Ok so jank is Clojure but with C++/LLVM runtime rather than JVM. So already all of its types are C++ types, that presumably makes things a lot easier. Basically it just uses libclang / CppInterOp to get the corresponding LLVM types and then emits a function call. https://github.com/jank-lang/jank/blob/interop/compiler%2Bru...

Mathnerd314 commented on Zig Community Mirrors ziglang.org/download/comm... · Posted by u/todsacerdoti

Mathnerd314 · 2 months ago

3 mirrors? Arch has 827.

Mathnerd314 commented on LLMs pose an interesting problem for DSL designers kirancodes.me/posts/log-l... · Posted by u/gopiandcode

Mathnerd314 · 2 months ago

Python is just a beautiful, well-designed language - in an era where LLM's generate code, it is kind of reassuring that they mostly generate beautiful code and Python has risen to the top. If you look at the graph, Julia and Lua also do incredibly well, despite being a minuscule fraction of the training data.

But Python/Julia/Lua are by no means the most natural languages - what is natural is what people write before the LLM, the stuff that the LLM translates into Python. And it is hard to get a good look at these "raw prompts" as the LLM companies are keeping these datasets closely guarded, but from HumanEval and MBPP+ and YouTube videos of people vibe coding and such, it is clear that it is mostly English prose, with occasional formulas and code snippets thrown in, and also it is not "ugly" text but generally pre-processed through an LLM. So from my perspective the next step is to switch from Python as the source language to prompts as the source language - integrating LLM's into the compilation pipeline is a logical step. But, currently, they are too expensive to use consistently, so this is blocked by hardware development economics.

Mathnerd314 commented on Fine-tuning LLMs is a waste of time codinginterviewsmadesimpl... · Posted by u/j-wang

sota_pop · 3 months ago

Not sure what you mean by “not trained to saturation”. Also I agree with the article, in the literature, the phenomenon to which the article refers is known as “catastrophic forgetting”. Because no one has specific knowledge about which weights contribute to model performance, by updating the weights via fine-tuning, you are modifying the model such that future performance will change in ways that are not understood. Also I may be showing my age a bit here, but I always thought “fine-tuning” was performing additional training on the output network (traditionally a fully-connected net), but leaving the initial portion (the “encoder”) weights unchanged - allowing the model to capture features the way it always has, but updating the way it generates outputs based on the discovered features.
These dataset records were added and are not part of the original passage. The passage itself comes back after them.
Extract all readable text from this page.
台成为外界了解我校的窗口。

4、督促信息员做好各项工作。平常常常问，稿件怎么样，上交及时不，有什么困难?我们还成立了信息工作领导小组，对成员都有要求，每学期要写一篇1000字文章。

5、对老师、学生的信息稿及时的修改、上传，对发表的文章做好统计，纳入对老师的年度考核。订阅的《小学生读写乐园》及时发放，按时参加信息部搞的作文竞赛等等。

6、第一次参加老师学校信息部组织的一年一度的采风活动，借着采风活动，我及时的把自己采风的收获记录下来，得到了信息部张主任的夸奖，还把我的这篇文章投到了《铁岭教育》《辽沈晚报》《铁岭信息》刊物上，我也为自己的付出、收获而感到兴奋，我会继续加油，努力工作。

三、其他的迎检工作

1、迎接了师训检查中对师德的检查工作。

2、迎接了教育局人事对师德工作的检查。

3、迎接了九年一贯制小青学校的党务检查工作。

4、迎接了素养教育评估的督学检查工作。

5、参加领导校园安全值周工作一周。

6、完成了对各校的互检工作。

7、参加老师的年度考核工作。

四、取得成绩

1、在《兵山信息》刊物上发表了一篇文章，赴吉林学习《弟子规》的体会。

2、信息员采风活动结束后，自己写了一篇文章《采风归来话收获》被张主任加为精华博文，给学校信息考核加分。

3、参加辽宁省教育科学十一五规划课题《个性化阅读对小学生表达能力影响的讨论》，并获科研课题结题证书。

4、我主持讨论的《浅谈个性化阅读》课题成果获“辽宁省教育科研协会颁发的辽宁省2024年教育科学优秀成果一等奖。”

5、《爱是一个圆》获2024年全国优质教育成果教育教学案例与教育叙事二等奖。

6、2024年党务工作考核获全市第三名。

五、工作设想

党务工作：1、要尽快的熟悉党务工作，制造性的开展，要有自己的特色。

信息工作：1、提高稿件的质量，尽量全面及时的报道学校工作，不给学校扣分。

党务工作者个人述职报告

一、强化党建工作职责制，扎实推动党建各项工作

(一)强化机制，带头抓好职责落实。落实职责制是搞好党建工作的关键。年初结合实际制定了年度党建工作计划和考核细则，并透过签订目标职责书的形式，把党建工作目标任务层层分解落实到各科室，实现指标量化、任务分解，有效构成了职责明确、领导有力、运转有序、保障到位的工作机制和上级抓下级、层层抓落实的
Mathnerd314 · 3 months ago

OK, so this intuition is actually a bit hard to unpack, I got it from bits and pieces. So this is this post https://www.fast.ai/posts/2023-09-04-learning-jumps/. Essentially, a single pass over the training data is enough for the LLM to significantly "learn" the material. In fact if you read the LLM training papers, for the large-large models, they generally explicitly say that they only did 1 pass over the training corpus, and sometimes not even the full corpus, only like 80% of it or whatever. The other relevant information is the loss curves - models like Llama 3 are not trained until the loss on the training data is minimized, like typical ML models. Rather they use these approximate estimates of FLOPS / tokens vs. performance on benchmarks. But it is pretty much guaranteed that if you continued to train on the training data it would continue to improve its fit - 1 pass over the training data is by no means enough to adequately learn all of the patterns. So from a compression standpoint, the paper I linked previously says that an LLM is a great compressor - but it's not even fully tuned, hence "not trained to saturation".
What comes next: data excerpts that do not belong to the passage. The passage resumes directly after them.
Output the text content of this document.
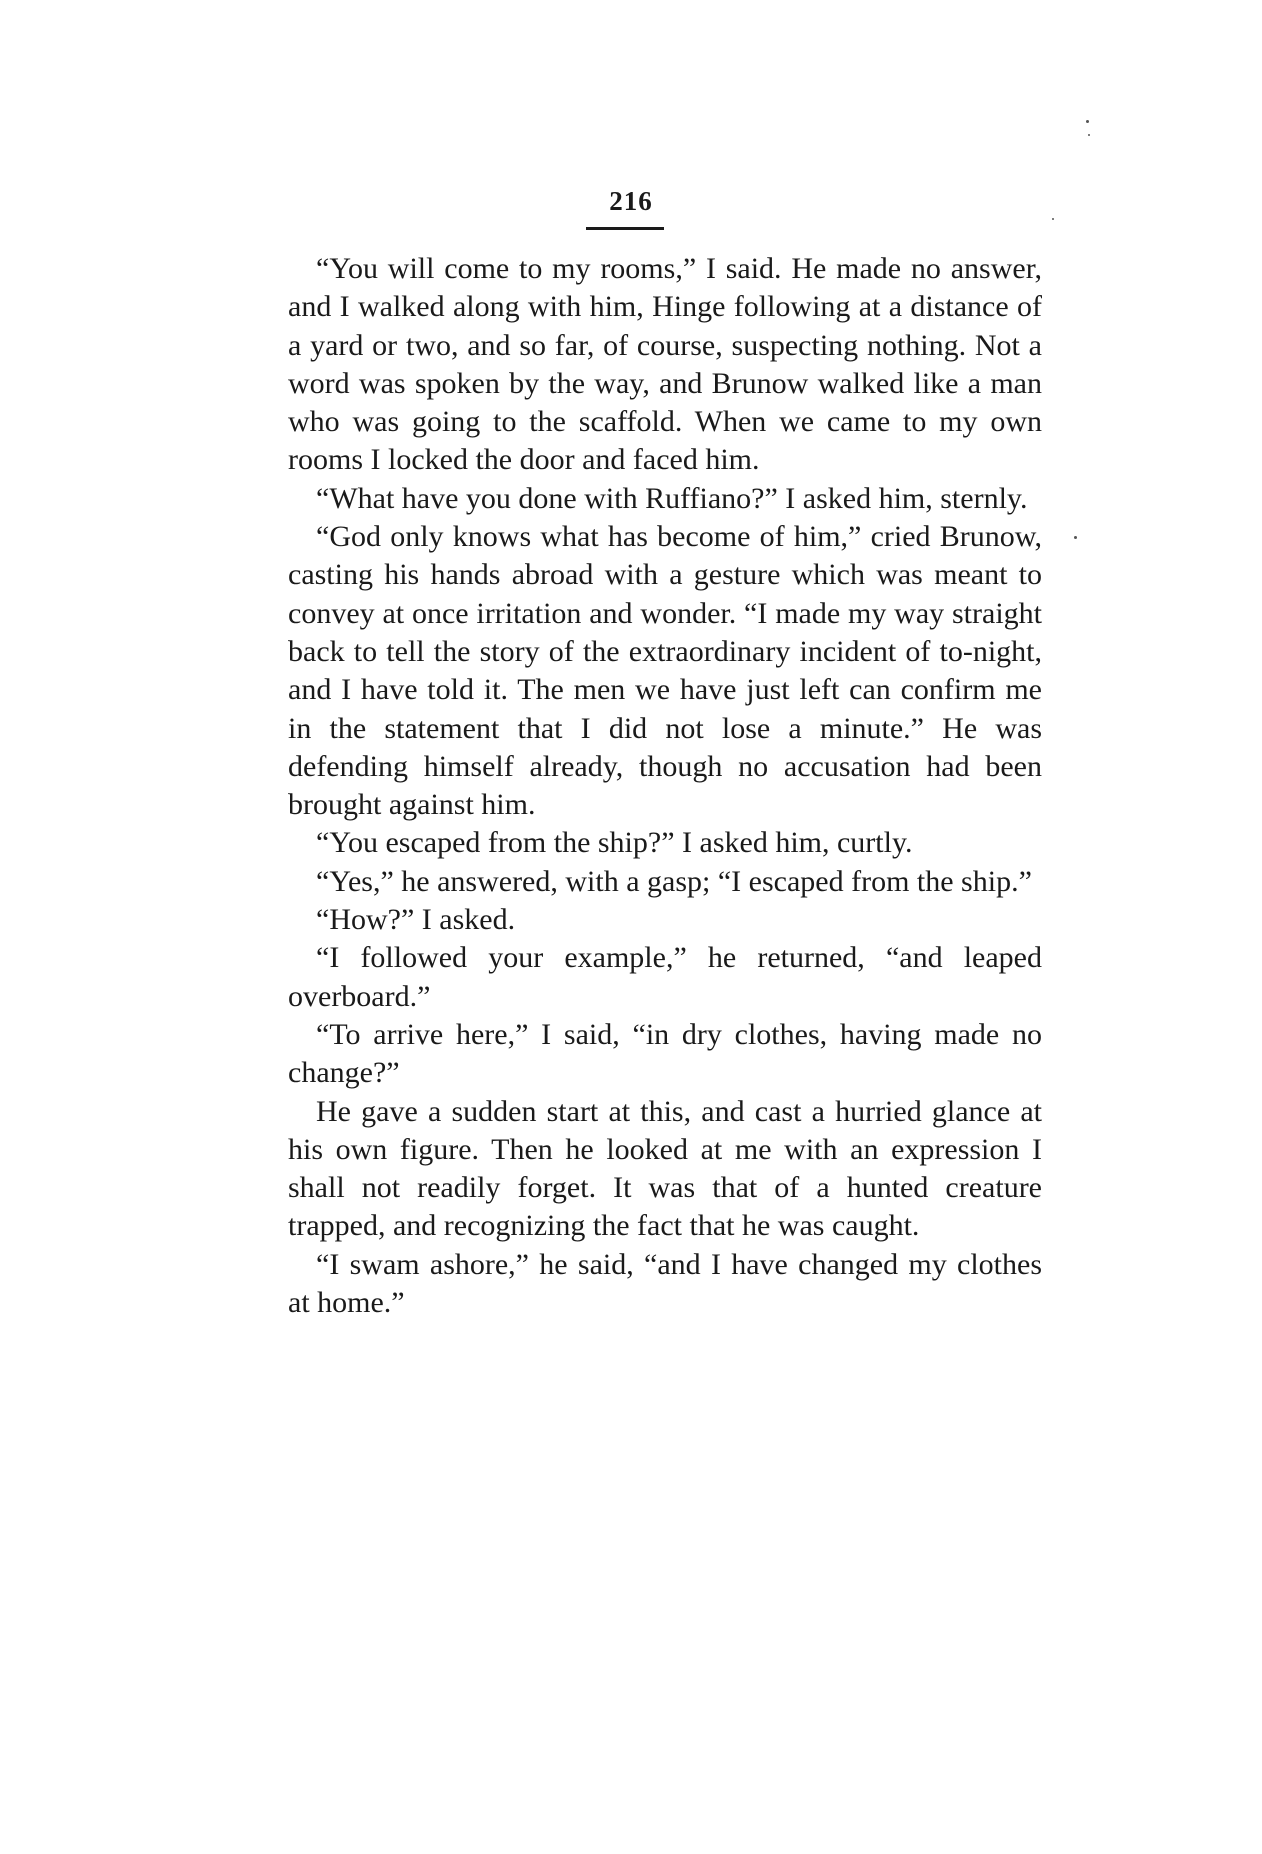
216

“You will come to my rooms,” I said. He made no answer, and I walked along with him, Hinge following at a distance of a yard or two, and so far, of course, suspecting nothing. Not a word was spoken by the way, and Brunow walked like a man who was going to the scaffold. When we came to my own rooms I locked the door and faced him.

“What have you done with Ruffiano?” I asked him, sternly.

“God only knows what has become of him,” cried Brunow, casting his hands abroad with a gesture which was meant to convey at once irritation and wonder. “I made my way straight back to tell the story of the extraordinary incident of to-night, and I have told it. The men we have just left can confirm me in the statement that I did not lose a minute.” He was defending himself already, though no accusation had been brought against him.

“You escaped from the ship?” I asked him, curtly.

“Yes,” he answered, with a gasp; “I escaped from the ship.”

“How?” I asked.

“I followed your example,” he returned, “and leaped overboard.”

“To arrive here,” I said, “in dry clothes, having made no change?”

He gave a sudden start at this, and cast a hurried glance at his own figure. Then he looked at me with an expression I shall not readily forget. It was that of a hunted creature trapped, and recognizing the fact that he was caught.

“I swam ashore,” he said, “and I have changed my clothes at home.”
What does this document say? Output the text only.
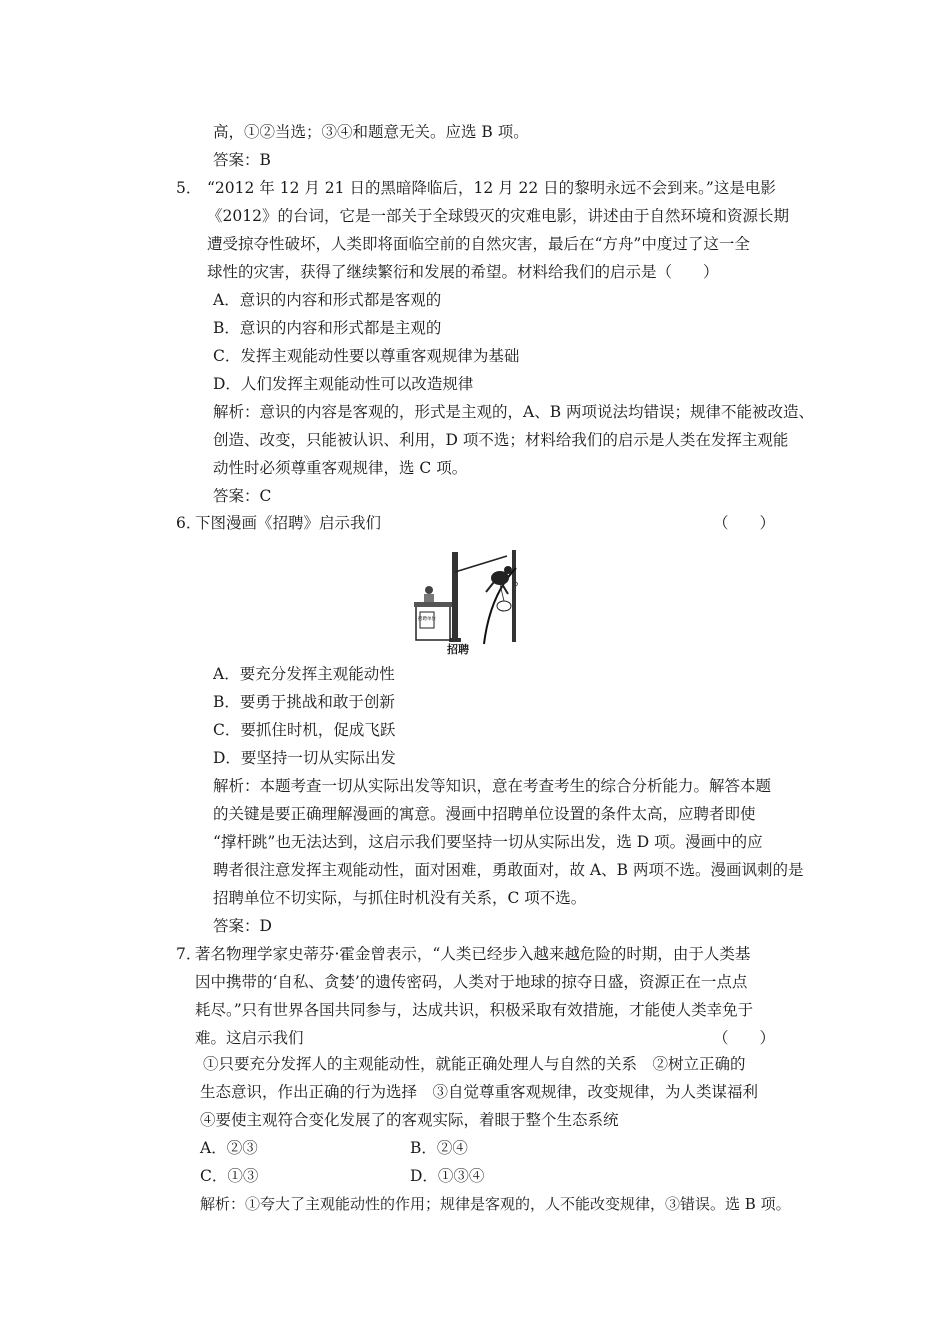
高，①②当选；③④和题意无关。应选 B 项。
答案：B
5． “2012 年 12 月 21 日的黑暗降临后，12 月 22 日的黎明永远不会到来。”这是电影
《2012》的台词，它是一部关于全球毁灭的灾难电影，讲述由于自然环境和资源长期
遭受掠夺性破坏，人类即将面临空前的自然灾害，最后在“方舟”中度过了这一全
球性的灾害，获得了继续繁衍和发展的希望。材料给我们的启示是（　　）
A．意识的内容和形式都是客观的
B．意识的内容和形式都是主观的
C．发挥主观能动性要以尊重客观规律为基础
D．人们发挥主观能动性可以改造规律
解析：意识的内容是客观的，形式是主观的，A、B 两项说法均错误；规律不能被改造、
创造、改变，只能被认识、利用，D 项不选；材料给我们的启示是人类在发挥主观能
动性时必须尊重客观规律，选 C 项。
答案：C
6．
下图漫画《招聘》启示我们	（　　）
招聘单位
招聘
A．要充分发挥主观能动性
B．要勇于挑战和敢于创新
C．要抓住时机，促成飞跃
D．要坚持一切从实际出发
解析：本题考查一切从实际出发等知识，意在考查考生的综合分析能力。解答本题
的关键是要正确理解漫画的寓意。漫画中招聘单位设置的条件太高，应聘者即使
“撑杆跳”也无法达到，这启示我们要坚持一切从实际出发，选 D 项。漫画中的应
聘者很注意发挥主观能动性，面对困难，勇敢面对，故 A、B 两项不选。漫画讽刺的是
招聘单位不切实际，与抓住时机没有关系，C 项不选。
答案：D
7．
著名物理学家史蒂芬·霍金曾表示，“人类已经步入越来越危险的时期，由于人类基
因中携带的‘自私、贪婪’的遗传密码，人类对于地球的掠夺日盛，资源正在一点点
耗尽。”只有世界各国共同参与，达成共识，积极采取有效措施，才能使人类幸免于
难。这启示我们	（　　）
①只要充分发挥人的主观能动性，就能正确处理人与自然的关系　②树立正确的
生态意识，作出正确的行为选择　③自觉尊重客观规律，改变规律，为人类谋福利
④要使主观符合变化发展了的客观实际，着眼于整个生态系统
A．②③	B．②④
C．①③	D．①③④
解析：①夸大了主观能动性的作用；规律是客观的，人不能改变规律，③错误。选 B 项。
Now as far as how fine-tuning affects model performance, it is pretty simple: improves fit on the fine-tuning data, decreases fit on original training corpus. Beyond that, yeah, it is hard to say if fine-tuning will help you solve your problem. My experience has been that it always hurts generalization, so if you aren't getting reasonable results with a base or chat-tuned model, then fine-tuning further will not help, but if you are getting results then fine-tuning will make it more consistent.